Our model incorporates extensive fixed effects and covariates: individual and zip-code fixed effects; calendar quarter dummies, patient age, dummy variables for the 17 conditions included in the Charlson comorbidity index, and county-level demographic, socioeconomic, and healthcare characteristics.

We find no evidence that introduction of damage caps in 9 states that adopted damage caps in 2000s decreased rates for common cardiac tests or invasive cardiac procedures.  Point estimates from simple DiD or distributed lag regressions are generally positive, and sometimes statistically significant.  However, leads and lags analysis indicates that the significant positive coefficients may reflect continuation of a non-parallel pre-treatment trend, rather than a change in trend.
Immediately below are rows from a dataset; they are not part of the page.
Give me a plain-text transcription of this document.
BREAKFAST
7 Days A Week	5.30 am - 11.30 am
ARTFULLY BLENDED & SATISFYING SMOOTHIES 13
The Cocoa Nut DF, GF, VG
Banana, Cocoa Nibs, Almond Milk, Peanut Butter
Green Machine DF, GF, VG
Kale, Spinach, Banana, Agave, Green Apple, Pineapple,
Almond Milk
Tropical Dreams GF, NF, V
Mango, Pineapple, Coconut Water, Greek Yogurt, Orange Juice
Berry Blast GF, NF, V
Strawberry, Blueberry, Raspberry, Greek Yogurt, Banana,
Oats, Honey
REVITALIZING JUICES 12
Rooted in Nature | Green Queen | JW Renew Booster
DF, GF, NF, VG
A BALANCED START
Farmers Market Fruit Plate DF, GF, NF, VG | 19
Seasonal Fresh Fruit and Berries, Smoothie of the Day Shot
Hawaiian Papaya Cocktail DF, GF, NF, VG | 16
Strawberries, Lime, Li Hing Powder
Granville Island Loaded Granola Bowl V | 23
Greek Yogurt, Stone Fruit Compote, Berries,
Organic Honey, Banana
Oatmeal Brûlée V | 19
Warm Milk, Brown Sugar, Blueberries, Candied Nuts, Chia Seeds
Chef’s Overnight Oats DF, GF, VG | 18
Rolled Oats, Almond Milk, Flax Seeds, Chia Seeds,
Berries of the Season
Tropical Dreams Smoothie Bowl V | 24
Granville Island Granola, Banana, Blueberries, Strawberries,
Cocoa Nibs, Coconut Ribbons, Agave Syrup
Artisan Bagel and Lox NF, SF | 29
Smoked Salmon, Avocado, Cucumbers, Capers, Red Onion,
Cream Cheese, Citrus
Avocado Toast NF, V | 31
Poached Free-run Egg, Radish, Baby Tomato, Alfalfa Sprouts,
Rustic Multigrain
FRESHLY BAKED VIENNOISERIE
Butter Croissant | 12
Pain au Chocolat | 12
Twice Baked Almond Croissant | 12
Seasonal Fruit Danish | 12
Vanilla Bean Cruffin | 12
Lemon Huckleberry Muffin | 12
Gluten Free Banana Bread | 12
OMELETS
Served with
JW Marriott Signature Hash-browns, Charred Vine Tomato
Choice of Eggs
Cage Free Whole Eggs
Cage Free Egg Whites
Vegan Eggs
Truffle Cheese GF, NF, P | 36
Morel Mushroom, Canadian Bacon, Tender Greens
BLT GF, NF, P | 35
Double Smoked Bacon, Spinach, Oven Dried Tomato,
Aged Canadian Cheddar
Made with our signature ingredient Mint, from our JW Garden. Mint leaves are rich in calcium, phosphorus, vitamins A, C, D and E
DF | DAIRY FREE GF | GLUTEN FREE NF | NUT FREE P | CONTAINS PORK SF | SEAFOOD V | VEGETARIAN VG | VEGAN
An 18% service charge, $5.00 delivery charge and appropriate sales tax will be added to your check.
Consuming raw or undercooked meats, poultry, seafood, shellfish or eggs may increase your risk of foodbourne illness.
The picture changes when we switch to overall spending.  With ln(patient level spending) as the outcome, we find no evidence that damage caps have a significant effect on spending, either Medicare Part A (hospitals), Part B (physician-directed), or total (sum of Part A and Part B).  But with non-logged per-patient spending as the outcome variable, we find evidence that spending increases, especially Part B spending.  This is consistent with physicians reducing avoidance behavior after cap adoption, and engaging in more high-cost, perhaps high-risk procedures on a minority of patients.



[1] Post-doctoral fellow at George Washington University, School of Medicine and Health Science.

[2] Nicholas J. Chabraja Professor at Northwestern University, Law School and Kellogg School of Management. 

[3] Associate Professor of Medicine and Public Health at George Washington University, School of Medicine and Health Science.